A year ago to the day I was living in the Lehman House, in the heart of Cincinnati. A year ago today I found myself overcome with a deep sense of unsettledness, and I left the house and drove through the Kentucky highlands and found myself at the baseball fields in Ludlow right by the river. I sat in the dugout and it was night-time and quiet and cold, and I prayed, "This is where Courtney and I confessed that in one another, we found our dreams coming true. Her dream came true. Mine didn't." And then: "Please bring me a wife soon. A woman I can love and be loved by. And please bring Sarah a wonderful husband. And if at all possible, please make me that husband be me. I want to give her everything she wants. I pray she'll accept it." That's word-for-word my heart-wrenched prayer. I know because it's written in my journal on this very day in 2009. A year later I find myself praying the same prayer, in a sense; Sarah isn't a part of it, but the prayer remains: "Please bring me a wife." It's a selfish prayer, really, but let's be honest: most of our prayers are selfish. That doesn't mean God doesn't care. And I know that marriage, no matter how badly I want it, isn't a guarantee in this life. I don't believe that God sets aside people whom we're going to marry and then makes it happen. I think it's much more complicated--and serious--than that. But nevertheless, if my perspectives be wrong (and, in a sense, I hope they are), then perhaps my prayer will find fruit.

I miss those drives I used to take. Tonight I went for a drive down the winding back roads. Empty roads with fog hanging over everything. A beautiful mist. Man, I really do miss those Cincinnati drives. My most frequent was the OH-50 turnaround, but sometimes I would go downtown and drive around the stadiums where drug deals went down once 3:00 AM hit. Sometimes I would go across the Brent-Spence to Ludlow, Kentucky and sit on the bleachers in the old baseball field and across the river and up the rise was the Lookout at Mount Echo where many painful memories have been forged. And other times I would just get lost--on purpose--in the hills of northern Kentucky, sometimes arriving at abandoned graveyards where I would park and lay out amongst the overgrown tombstones and just look at the sky where the city's smog didn't block out the stars.
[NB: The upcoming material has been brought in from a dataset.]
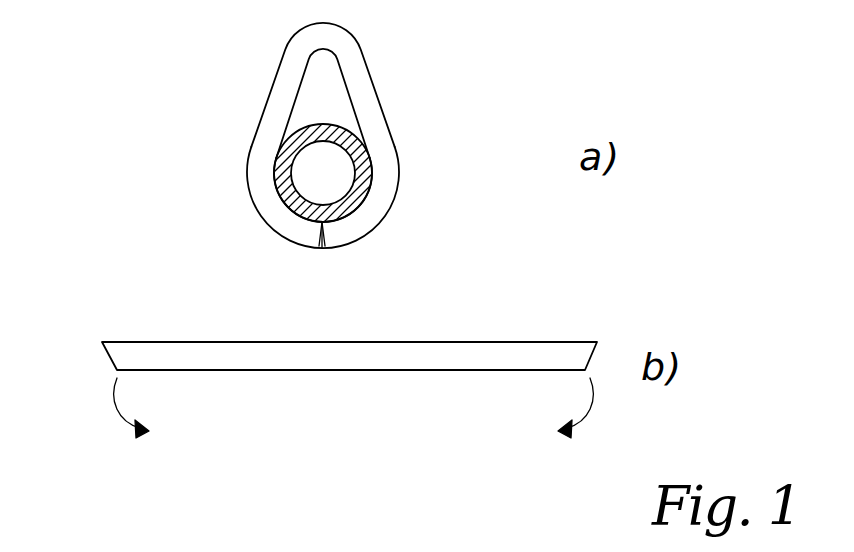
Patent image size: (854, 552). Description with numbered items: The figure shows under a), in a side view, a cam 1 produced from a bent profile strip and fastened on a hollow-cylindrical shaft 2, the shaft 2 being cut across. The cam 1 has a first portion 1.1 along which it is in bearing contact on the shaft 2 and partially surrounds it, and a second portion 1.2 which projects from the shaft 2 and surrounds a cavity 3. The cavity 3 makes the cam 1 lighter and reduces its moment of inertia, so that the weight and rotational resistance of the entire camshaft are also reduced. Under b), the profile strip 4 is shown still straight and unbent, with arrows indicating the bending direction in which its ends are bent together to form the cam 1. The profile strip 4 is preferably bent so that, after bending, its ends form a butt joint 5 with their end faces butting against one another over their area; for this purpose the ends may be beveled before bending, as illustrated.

I miss the drive through Eden Park, around the fountain and out through the ritzy district of Mount Adams; when going through the park, I would always slow down by the gazebo to see if the wailing ghost would appear (she never did). I miss how the drives would often result in me sitting on the patio at the Mariemont Starbucks, or when I'd find myself sipping coffee at The Anchor Grill in Covington. I miss my eggs and coffee at The Anchor, I really do. I can never make it as good even with a French press and constant practice flipping eggs. 
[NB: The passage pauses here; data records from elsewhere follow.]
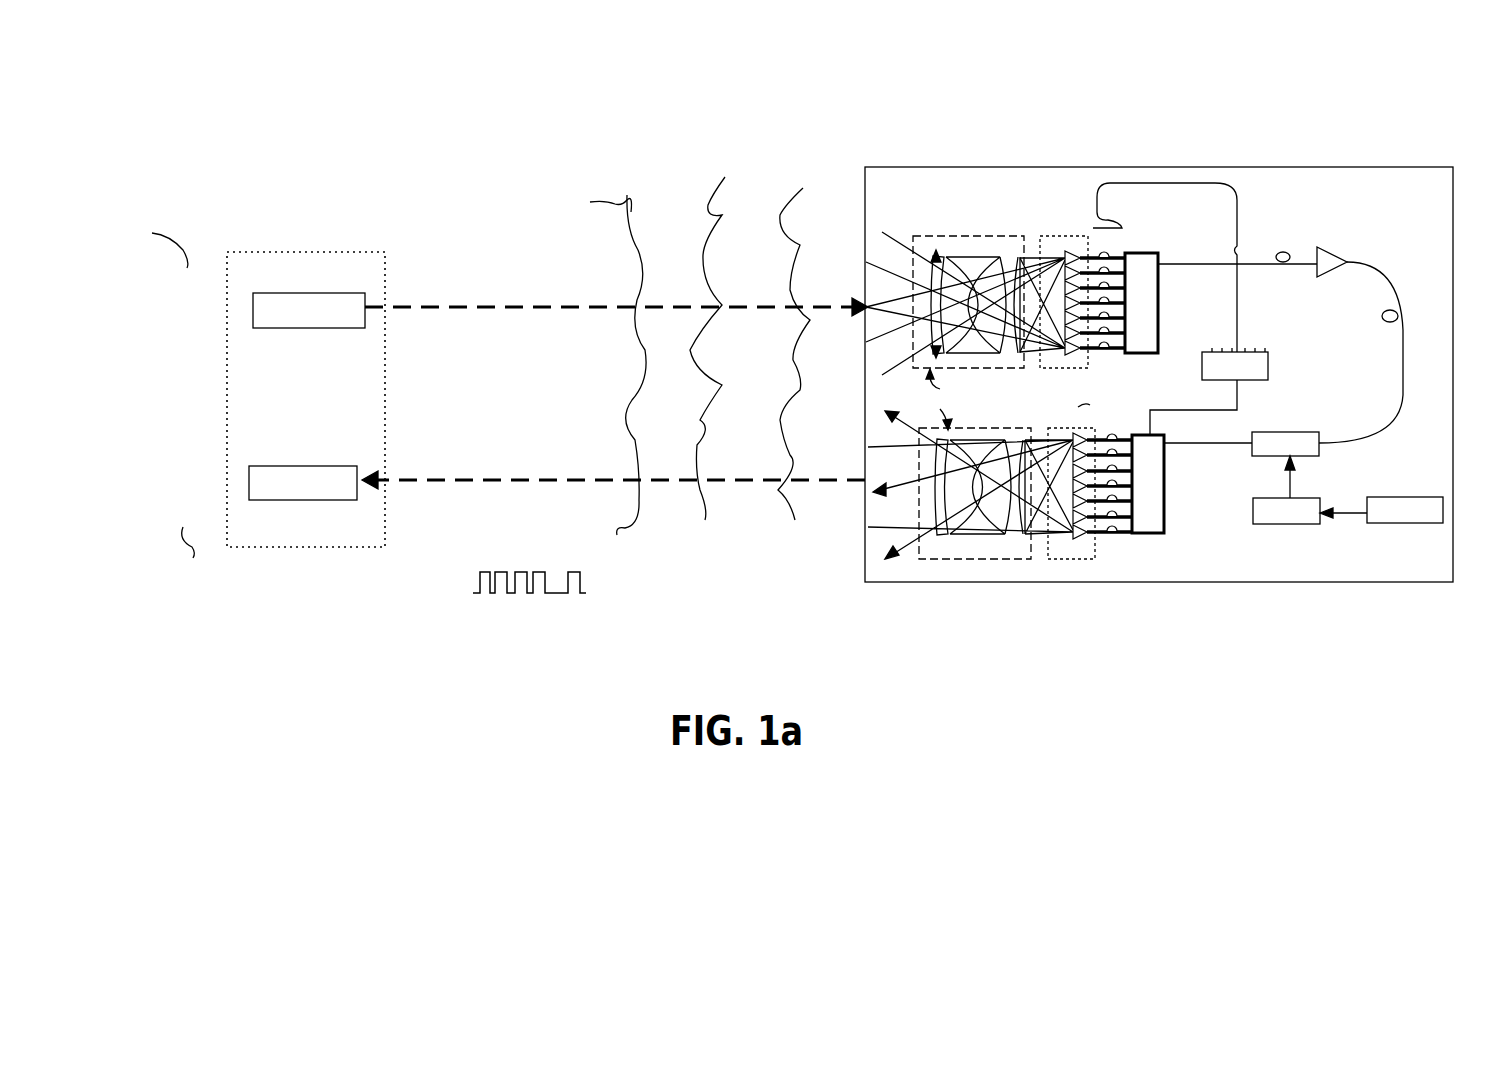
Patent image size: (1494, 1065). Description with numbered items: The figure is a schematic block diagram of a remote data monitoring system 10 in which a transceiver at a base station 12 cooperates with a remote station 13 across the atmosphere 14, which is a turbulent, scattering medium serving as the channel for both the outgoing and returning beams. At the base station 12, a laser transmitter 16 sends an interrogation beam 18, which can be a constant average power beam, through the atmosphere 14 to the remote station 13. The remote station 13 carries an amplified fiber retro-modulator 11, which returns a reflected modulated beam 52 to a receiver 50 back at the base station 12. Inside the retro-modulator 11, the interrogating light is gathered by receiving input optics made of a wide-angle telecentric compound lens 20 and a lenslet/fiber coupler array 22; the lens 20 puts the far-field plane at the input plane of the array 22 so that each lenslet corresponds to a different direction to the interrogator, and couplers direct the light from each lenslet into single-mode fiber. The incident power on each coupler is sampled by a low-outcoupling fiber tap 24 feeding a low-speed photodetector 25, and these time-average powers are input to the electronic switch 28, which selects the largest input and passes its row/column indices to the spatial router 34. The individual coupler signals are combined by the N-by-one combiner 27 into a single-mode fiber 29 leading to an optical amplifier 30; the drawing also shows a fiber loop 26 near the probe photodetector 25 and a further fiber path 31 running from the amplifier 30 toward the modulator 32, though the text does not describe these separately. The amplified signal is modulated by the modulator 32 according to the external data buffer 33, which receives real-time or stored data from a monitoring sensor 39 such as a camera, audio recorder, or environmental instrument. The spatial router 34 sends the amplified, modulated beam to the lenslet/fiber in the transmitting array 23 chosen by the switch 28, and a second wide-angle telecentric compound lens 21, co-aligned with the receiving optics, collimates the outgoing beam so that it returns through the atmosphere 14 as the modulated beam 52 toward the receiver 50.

The remote data monitoring system 10 is at (625, 92).
The amplified fiber retro-modulator 11 is at (990, 176).
The base station 12 is at (348, 545).
The remote station 13 is at (1118, 167).
The atmosphere 14 is at (592, 202).
The transmitter 16 is at (254, 314).
The interrogation beam 18 is at (442, 309).
The wide-angle telecentric compound lens 20 is at (948, 235).
The second wide-angle telecentric compound lens 21 is at (975, 559).
The lenslet/fiber coupler array 22 is at (1055, 235).
The transmitting array 23 is at (1086, 369).
The fiber tap 24 is at (1108, 254).
The photodetector 25 is at (1120, 216).
The fiber loop 26 is at (1237, 195).
The N×1 combiner 27 is at (1158, 270).
The electronic switch 28 is at (1258, 350).
The single-mode fiber 29 is at (1270, 260).
The optical amplifier 30 is at (1318, 272).
The fiber loop to modulator 31 is at (1402, 385).
The modulator 32 is at (1264, 431).
The data buffer 33 is at (1253, 510).
The spatial router 34 is at (1164, 470).
The monitoring sensor 39 is at (1380, 497).
The receiver 50 is at (251, 485).
The reflected modulated beam 52 is at (563, 482).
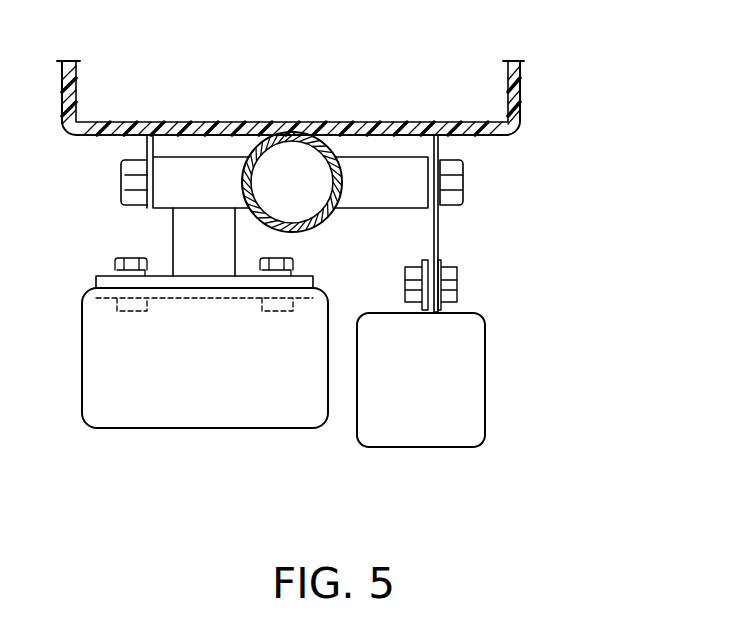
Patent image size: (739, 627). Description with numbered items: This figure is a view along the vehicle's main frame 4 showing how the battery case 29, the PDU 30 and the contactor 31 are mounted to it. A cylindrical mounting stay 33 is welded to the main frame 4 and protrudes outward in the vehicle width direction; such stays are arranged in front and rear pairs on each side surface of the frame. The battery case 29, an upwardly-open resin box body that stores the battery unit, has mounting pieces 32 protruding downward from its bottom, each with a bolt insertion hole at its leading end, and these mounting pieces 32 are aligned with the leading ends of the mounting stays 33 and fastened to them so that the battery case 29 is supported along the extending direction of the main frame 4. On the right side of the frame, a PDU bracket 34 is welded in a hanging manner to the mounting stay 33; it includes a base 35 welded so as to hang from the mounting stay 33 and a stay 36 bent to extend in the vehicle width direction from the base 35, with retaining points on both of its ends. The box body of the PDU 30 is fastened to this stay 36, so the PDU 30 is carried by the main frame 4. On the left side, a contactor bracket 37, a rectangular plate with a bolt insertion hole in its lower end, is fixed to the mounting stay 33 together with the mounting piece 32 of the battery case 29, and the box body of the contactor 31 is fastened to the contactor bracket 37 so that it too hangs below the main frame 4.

Most of all I miss my life back then. It was a simpler life. Things were black-and-white. I would wake up, go to school, work twenty hours a week. The rest of my time would be spent hanging out with my friends, too many friends to count. I miss how we would sit around the dining room table and laugh until our sides were splitting, and I miss how we would congregate on either the back or front porch and drink beers (or wine for the more ritzy girls). I miss how the nights were cold and I would crawl into bed with the heater blowing and just curl up in my blankets and be sang to sleep by sirens and city traffic. I miss all of these things, and more. Were those days any better than these? No, not at all. In fact, these days are far better. Emotionally, I'm healthier; physically, I'm WAY healthier. But I do feel lonely a lot. Dylan, Tyler, and Dewenter are wonderful friends but I don't see them as much as I would like. Everyone's so busy. There are many nights that I just sit on the front porch and watch the moon rising above the trees and I wonder if my life will always be this way. And I know that there will come a day when I'll look back on these days and wish for them again, but they'll be gone, and I'll romanticize them, turning them into something they weren't; it's the same thing I've done with Cincinnati. Those years in Cincinnati were (a) the best years of my life and (b) the worst years of my life. But the human mind is a strange thing, and except for traumatic events, generally we only remember the "good times" of the "old days". And maybe that's why we miss them so much--we don't miss those days as they are but those days as they have become in our minds.